In passing, I also defended his daughter Princess Anne, who was under red-top attack for her own ‘embarrassing gaffe’. Her crime was to have asked someone in the East End where he came from, and when he replied ‘Bengal’, she said: ‘There are quite a lot of you from there, aren’t there?’
In what sense was that a ‘gaffe’? Looked at from any angle, it struck me as a totally neutral statement of fact — the sort of remark anyone might make, when stuck for anything more interesting to say. There are, indeed, quite a lot of Bengalis in East London.
Anyway, after I’d dashed off my defence of father and daughter, I was astonished to receive a letter from the Palace. All right, it didn’t come from the man himself, but from his female press officer (and I can already hear the gales of cynical laughter from those who think what a sucker I must be to be touched by a letter from a flunkey).

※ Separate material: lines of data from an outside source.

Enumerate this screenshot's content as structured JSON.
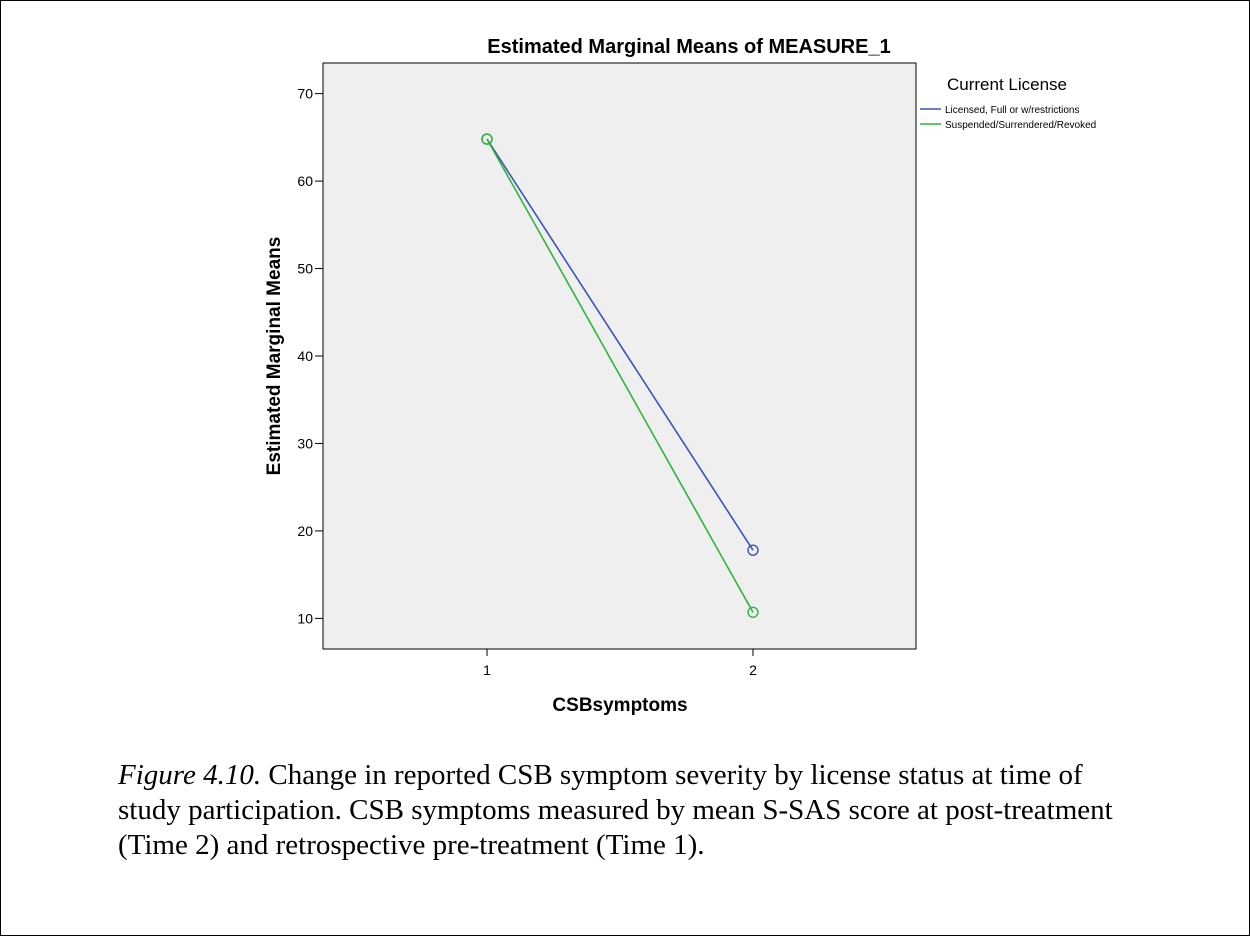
{
  "chart_data": {
    "type": "line",
    "title": "Estimated Marginal Means of MEASURE_1",
    "xlabel": "CSBsymptoms",
    "ylabel": "Estimated Marginal Means",
    "x": [
      "1",
      "2"
    ],
    "ylim": [
      6.5,
      73.5
    ],
    "yticks": [
      10,
      20,
      30,
      40,
      50,
      60,
      70
    ],
    "legend_title": "Current License",
    "legend_position": "top-right, outside plot area",
    "plot_background": "#efefef",
    "grid": false,
    "markers": "open-circle",
    "series": [
      {
        "name": "Licensed, Full or w/restrictions",
        "color": "#3a55b4",
        "values": [
          64.8,
          17.8
        ]
      },
      {
        "name": "Suspended/Surrendered/Revoked",
        "color": "#30b43c",
        "values": [
          64.8,
          10.7
        ]
      }
    ]
  },
  "caption": {
    "label": "Figure 4.10.",
    "text": " Change in reported CSB symptom severity by license status at time of study participation. CSB symptoms measured by mean S-SAS score at post-treatment (Time 2) and retrospective pre-treatment (Time 1)."
  }
}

But touched I was. It said the Duke had asked her to write to me because he’d been hurt by the criticism he’d received for his remark to the boy and was grateful I’d realised it was well-meant.
Had he really read my article — and was he really hurt by all the abuse — or was this just his spin doctor, acting off her own bat? Your guess is as good as mine.
But having seen Prince Philip at work in that drug rehabilitation centre, I choose to believe he’s more sensitive than people give him credit for and it was jolly courteous of him to convey his thanks to me.
Before you run away with the idea I’m entirely besotted, however, I must acknowledge that, like most of us, he has an unattractive side. Indeed, it was well-illustrated in David Cameron’s uncharacteristically inept tribute to the birthday boy in the Commons on Tuesday, when he quoted Prince Philip’s reply to someone who had once asked him how his flight had been: ‘Have you ever been on a plane? Well, you know how it goes up in the air and comes down again — it was like that.’
Why, when the Duke has made so many witty and pithy remarks over the years, did the Prime Minister choose to quote this example of sheer, unfunny boorishness? God knows, we’ve all asked people how their flights were. It’s a civil way of opening a conversation. The question really doesn’t merit a humiliating put-down from a royal duke.
Perhaps Prince Philip just doesn’t realise that most of us, when we’re asked how our flight was, could jaw on for hours about the delays, queues at security and food running out. If only air travel were simply a matter of going up in the air and coming down again, as it is for him, we’d all be a lot happier about it.
It may be that Mr Cameron thought the story illustrated the Duke’s dislike of small talk and his unwillingness to suffer fools gladly. I’m more inclined to believe it appealed to the Etonian bully in the Prime Minister.
Either way, this is not a day to dwell on Prince Philip’s faults. For he has virtues in abundance — boundless energy, good humour, stoicism, a keen interest in other people and an unfailing sense of duty — which, I reckon, far outweigh his failings.
I’m not going to apologise for my trade’s failure to give much space to his good works. For if we filled our papers with reports of his countless gaffe-free visits to drug rehabilitation centres and the like, people would soon stop buying them.
Enough to say that in that Bethnal Green basement a decade ago, I became a keen fan. And I know millions of others — perhaps many more than he may think — will join me today in wishing him the very happy 90th he’s so richly earned.